Other organic P species detected in the samples would likely include degradation products such as α- and β-glycerophosphate (most likely originated from phospholipid usually found in plants) and mononucleotides (likely from nucleic material found in plant cells), group under other monoesters (Figure 4 and Table 4). The only orthophosphate diester detected was in sample JN-05 (11.4% of total NaOH-EDTA extractable P).

Figure 4: Relative percentages of P species in the crop residues.

Overall, the P species detected in all the crop residues were similar for all the different samples and in line with previously reported P forms in other plant based crop residues [8, 25, 27, 32]. The poor resolution shown by field residues samples (JN-02, JN-03, JN-04, JN-05, and JN-08) with the exception of JN-07 was evident in their relatively lower peak intensities, compared to process residues samples (JN-01 and JN-06) (Figure 5 for clarity).
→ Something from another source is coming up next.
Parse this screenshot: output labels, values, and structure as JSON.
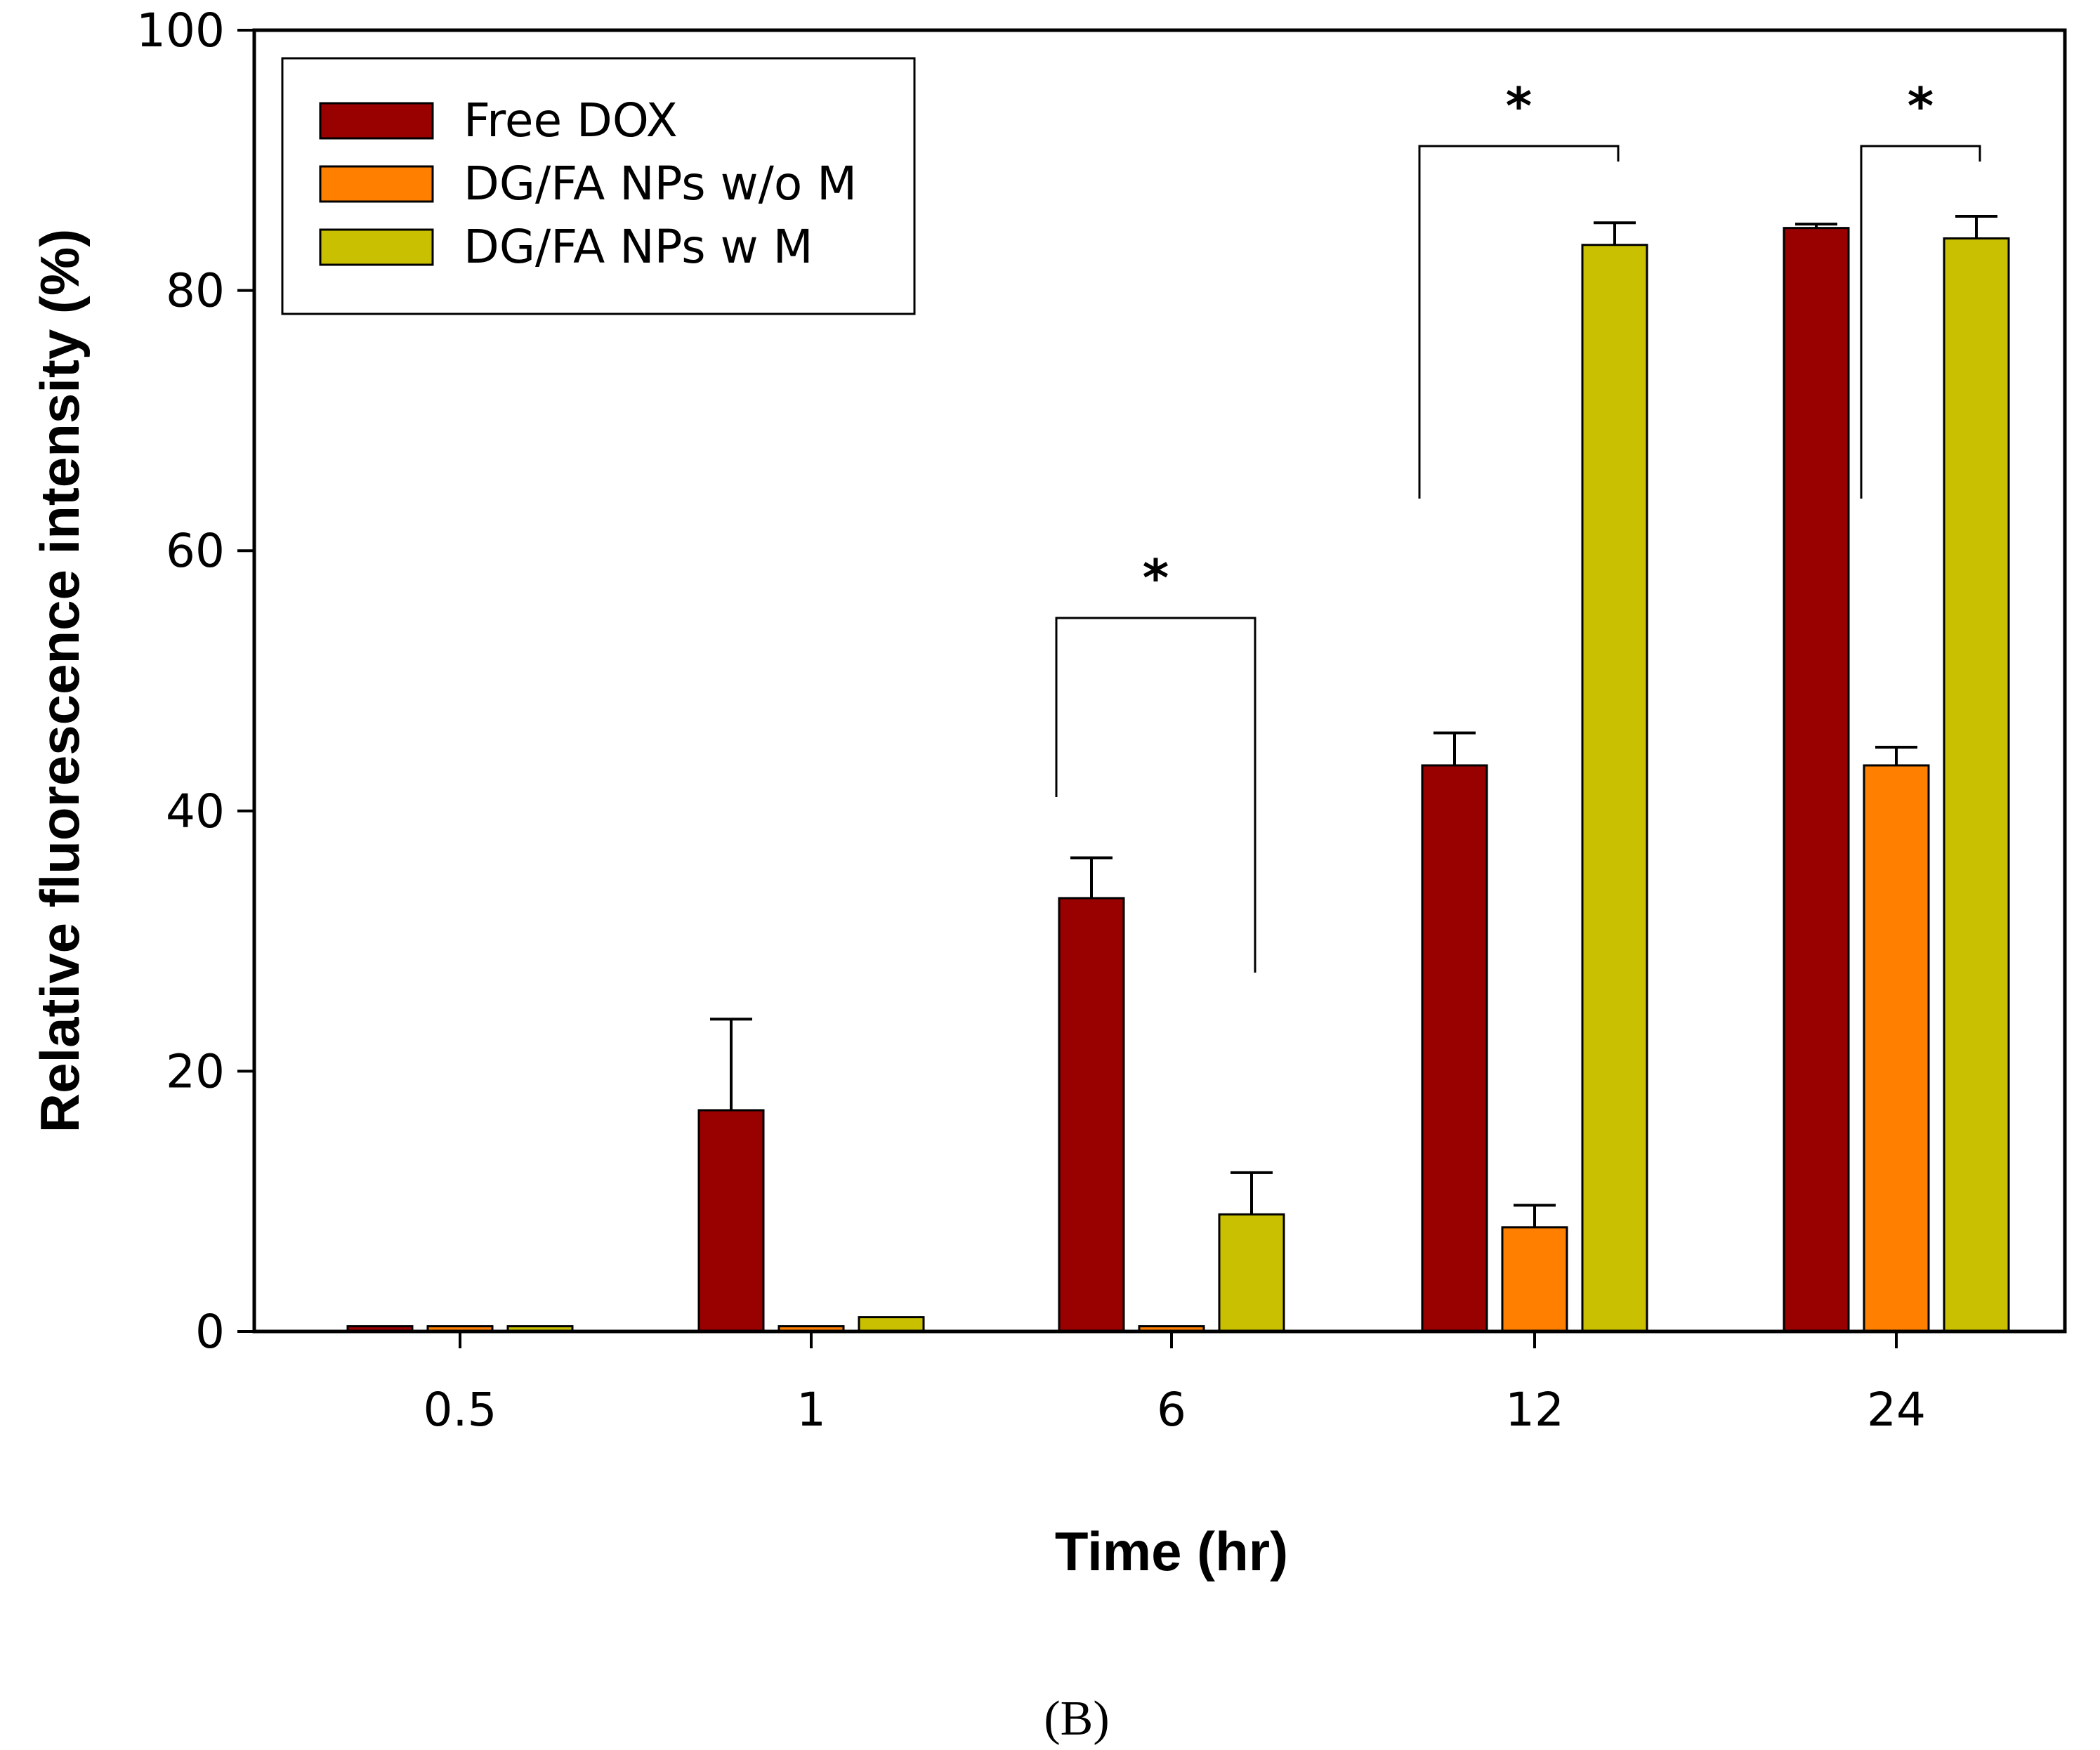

The higher peak intensities shown by samples JN-01, JN-06, and JN-7 also suggest that they would likely contain higher concentrations of P compared to the other samples; this was also supported by the elemental P data in Table 4.
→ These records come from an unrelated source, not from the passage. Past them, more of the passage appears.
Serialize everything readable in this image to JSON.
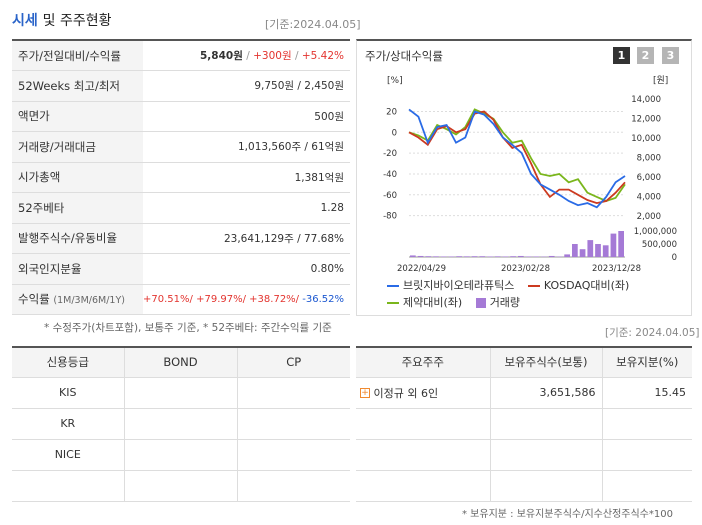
{
  "header": {
    "title_main": "시세",
    "title_sub": "및 주주현황",
    "date": "[기준:2024.04.05]"
  },
  "quote": [
    {
      "label": "주가/전일대비/수익률",
      "price": "5,840원",
      "change": "+300원",
      "rate": "+5.42%"
    },
    {
      "label": "52Weeks 최고/최저",
      "value": "9,750원 / 2,450원"
    },
    {
      "label": "액면가",
      "value": "500원"
    },
    {
      "label": "거래량/거래대금",
      "value": "1,013,560주 / 61억원"
    },
    {
      "label": "시가총액",
      "value": "1,381억원"
    },
    {
      "label": "52주베타",
      "value": "1.28"
    },
    {
      "label": "발행주식수/유동비율",
      "value": "23,641,129주 / 77.68%"
    },
    {
      "label": "외국인지분율",
      "value": "0.80%"
    },
    {
      "label": "수익률",
      "label_sub": "(1M/3M/6M/1Y)",
      "r1": "+70.51%/",
      "r2": "+79.97%/",
      "r3": "+38.72%/",
      "r4": "-36.52%"
    }
  ],
  "quote_note": "* 수정주가(차트포함), 보통주 기준, * 52주베타: 주간수익률 기준",
  "chart_panel": {
    "title": "주가/상대수익률",
    "buttons": [
      "1",
      "2",
      "3"
    ],
    "left_unit": "[%]",
    "right_unit": "[원]",
    "legend": [
      "브릿지바이오테라퓨틱스",
      "KOSDAQ대비(좌)",
      "제약대비(좌)",
      "거래량"
    ],
    "colors": {
      "stock": "#2a6be6",
      "kosdaq": "#cc3a20",
      "pharma": "#7ab61c",
      "volume": "#a57ad6"
    }
  },
  "chart_data": {
    "type": "line",
    "x_ticks": [
      "2022/04/29",
      "2023/02/28",
      "2023/12/28"
    ],
    "left_axis": {
      "ticks": [
        "20",
        "0",
        "-20",
        "-40",
        "-60",
        "-80"
      ],
      "ylim": [
        -90,
        32
      ]
    },
    "right_axis": {
      "ticks": [
        "14,000",
        "12,000",
        "10,000",
        "8,000",
        "6,000",
        "4,000",
        "2,000"
      ],
      "ylim": [
        1000,
        14000
      ]
    },
    "volume_axis": {
      "ticks": [
        "1,000,000",
        "500,000",
        "0"
      ]
    },
    "series": [
      {
        "name": "브릿지바이오테라퓨틱스",
        "values": [
          22,
          15,
          -10,
          5,
          7,
          -10,
          -5,
          20,
          17,
          8,
          -5,
          -12,
          -20,
          -40,
          -50,
          -55,
          -60,
          -66,
          -70,
          -68,
          -72,
          -62,
          -48,
          -42
        ]
      },
      {
        "name": "KOSDAQ대비(좌)",
        "values": [
          0,
          -5,
          -12,
          3,
          6,
          0,
          3,
          18,
          20,
          12,
          -5,
          -15,
          -12,
          -30,
          -50,
          -62,
          -55,
          -55,
          -60,
          -65,
          -68,
          -66,
          -58,
          -48
        ]
      },
      {
        "name": "제약대비(좌)",
        "values": [
          0,
          -3,
          -8,
          7,
          3,
          -2,
          5,
          22,
          18,
          13,
          0,
          -10,
          -8,
          -25,
          -40,
          -42,
          -40,
          -48,
          -45,
          -58,
          -62,
          -66,
          -63,
          -50
        ]
      },
      {
        "name": "거래량",
        "values": [
          60000,
          40000,
          30000,
          25000,
          20000,
          20000,
          30000,
          25000,
          30000,
          30000,
          20000,
          25000,
          20000,
          30000,
          40000,
          20000,
          20000,
          15000,
          40000,
          15000,
          100000,
          500000,
          300000,
          650000,
          500000,
          450000,
          900000,
          1000000
        ]
      }
    ]
  },
  "credit": {
    "headers": [
      "신용등급",
      "BOND",
      "CP"
    ],
    "rows": [
      "KIS",
      "KR",
      "NICE"
    ]
  },
  "holders": {
    "date": "[기준: 2024.04.05]",
    "headers": [
      "주요주주",
      "보유주식수(보통)",
      "보유지분(%)"
    ],
    "rows": [
      {
        "name": "이정규 외 6인",
        "shares": "3,651,586",
        "pct": "15.45"
      }
    ],
    "note": "* 보유지분 : 보유지분주식수/지수산정주식수*100"
  }
}
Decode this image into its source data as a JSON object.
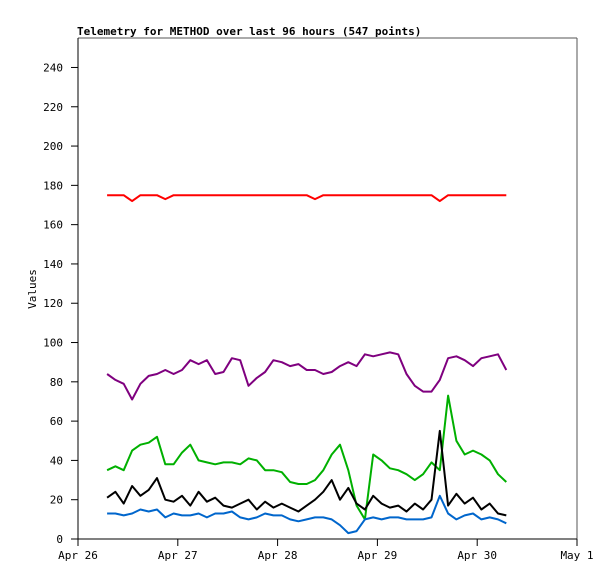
{
  "chart_data": {
    "type": "line",
    "title": "Telemetry for METHOD over last 96 hours (547 points)",
    "xlabel": "",
    "ylabel": "Values",
    "ylim": [
      0,
      255
    ],
    "yticks": [
      0,
      20,
      40,
      60,
      80,
      100,
      120,
      140,
      160,
      180,
      200,
      220,
      240
    ],
    "xlim_hours": [
      0,
      120
    ],
    "xticks": [
      {
        "hour": 0,
        "label": "Apr 26"
      },
      {
        "hour": 24,
        "label": "Apr 27"
      },
      {
        "hour": 48,
        "label": "Apr 28"
      },
      {
        "hour": 72,
        "label": "Apr 29"
      },
      {
        "hour": 96,
        "label": "Apr 30"
      },
      {
        "hour": 120,
        "label": "May 1"
      }
    ],
    "x_start_hour": 7,
    "x_step_hours": 2,
    "grid": false,
    "series": [
      {
        "name": "red",
        "color": "#ff0000",
        "values": [
          175,
          175,
          175,
          172,
          175,
          175,
          175,
          173,
          175,
          175,
          175,
          175,
          175,
          175,
          175,
          175,
          175,
          175,
          175,
          175,
          175,
          175,
          175,
          175,
          175,
          173,
          175,
          175,
          175,
          175,
          175,
          175,
          175,
          175,
          175,
          175,
          175,
          175,
          175,
          175,
          172,
          175,
          175,
          175,
          175,
          175,
          175,
          175,
          175
        ]
      },
      {
        "name": "purple",
        "color": "#7f007f",
        "values": [
          84,
          81,
          79,
          71,
          79,
          83,
          84,
          86,
          84,
          86,
          91,
          89,
          91,
          84,
          85,
          92,
          91,
          78,
          82,
          85,
          91,
          90,
          88,
          89,
          86,
          86,
          84,
          85,
          88,
          90,
          88,
          94,
          93,
          94,
          95,
          94,
          84,
          78,
          75,
          75,
          81,
          92,
          93,
          91,
          88,
          92,
          93,
          94,
          86
        ]
      },
      {
        "name": "green",
        "color": "#00b000",
        "values": [
          35,
          37,
          35,
          45,
          48,
          49,
          52,
          38,
          38,
          44,
          48,
          40,
          39,
          38,
          39,
          39,
          38,
          41,
          40,
          35,
          35,
          34,
          29,
          28,
          28,
          30,
          35,
          43,
          48,
          35,
          17,
          10,
          43,
          40,
          36,
          35,
          33,
          30,
          33,
          39,
          35,
          73,
          50,
          43,
          45,
          43,
          40,
          33,
          29
        ]
      },
      {
        "name": "black",
        "color": "#000000",
        "values": [
          21,
          24,
          18,
          27,
          22,
          25,
          31,
          20,
          19,
          22,
          17,
          24,
          19,
          21,
          17,
          16,
          18,
          20,
          15,
          19,
          16,
          18,
          16,
          14,
          17,
          20,
          24,
          30,
          20,
          26,
          18,
          15,
          22,
          18,
          16,
          17,
          14,
          18,
          15,
          20,
          55,
          17,
          23,
          18,
          21,
          15,
          18,
          13,
          12
        ]
      },
      {
        "name": "blue",
        "color": "#0066cc",
        "values": [
          13,
          13,
          12,
          13,
          15,
          14,
          15,
          11,
          13,
          12,
          12,
          13,
          11,
          13,
          13,
          14,
          11,
          10,
          11,
          13,
          12,
          12,
          10,
          9,
          10,
          11,
          11,
          10,
          7,
          3,
          4,
          10,
          11,
          10,
          11,
          11,
          10,
          10,
          10,
          11,
          22,
          13,
          10,
          12,
          13,
          10,
          11,
          10,
          8
        ]
      }
    ]
  }
}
Figure 5: Comparison between the peak intensities of samples JN-07 and JN-08.

The other inorganic P form detected pyrophosphates are the smallest group of inorganic condensed polyphosphates, found in nature. They have also been found in plant tissues such as stems [8]. Their main functions in plants include acting as a storage form of P when inorganic P is in excess, and as a sink or strong chelator of metals ions such as Ca2+, Mn2+, and Mg2+ [36]. Phytate detected only in sample JN-07 has been reported to be very stable under alkaline solutions and is also one of the primary storage forms of P in plants (most especially in seeds). The absence of stable diesters such as DNA in most of the 31P NMR spectra was likely as a result of their low concentration and signals to noise ratio, making them relatively unquantifiable. However, the low concentration or complete absence of these diesters P compounds in the analyzed crop residue extracts can also be likely governed by their relative instability in NaOH-EDTA alkaline solution. This suggest that the higher percentages of monoesters relative to diesters detected in the crop residue extracts either are present in the samples or are degradation products of alkaline hydrolysis [37, 38]. This usually occurs during the extraction and redissolving processes required for 31P NMR, thereby leading to an underestimation of diesters and overestimation of monoesters.

4. Conclusion

Eight crop residue samples were analyzed for P species using 31P NMR spectroscopy to quantify the various P forms in the materials. The crop residues were distinguished as field residues (JN-02, JN-03, JN-04, JN-05, JN-07, JN-08) and process residues (JN-01 and JN-06). Based on P speciation data obtained, the recommended crop residues that should be used as phosphorus sources were samples JN-01, JN-06, and JN-07 (i.e., cocoa pod husk, palm empty fruit bunch, and palm male inflorescence). The results demonstrated that phosphorus in the crop residues was predominantly in the form of inorganic P mainly as orthophosphate which is a form readily available for plants uptake and microorganisms, as well as sorption onto soil minerals. The orthophosphate monoesters were the second major P group detected in all samples, with phytate detected only in sample JN-07. Orthophosphate diesters were detected in only one sample (JN-05), while pyrophosphate was detected in all samples except JN-05. The result also suggested that sample JN-07 was likely from a seed based plant. This study shows that field residues especially male inflorescence should be allowed to rot in the field. The process residues should be thrown back to the field to rot or composted as these materials are important sources of P.

Conflicts of Interest

The authors declare that there are no conflicts of interest regarding the publication of this paper.

Acknowledgments

Sample analyses and data evaluation were undertaken by Victor Ebuele and Vera Fitzsimmons-Thoss. Dr. Vera Fitzsimmons-Thoss is also acknowledged for allowing the use of her lab and for support with consumables, while the School of Chemistry Bangor University Wales, United Kingdom, is acknowledged for the use of the NMR and general lab equipment.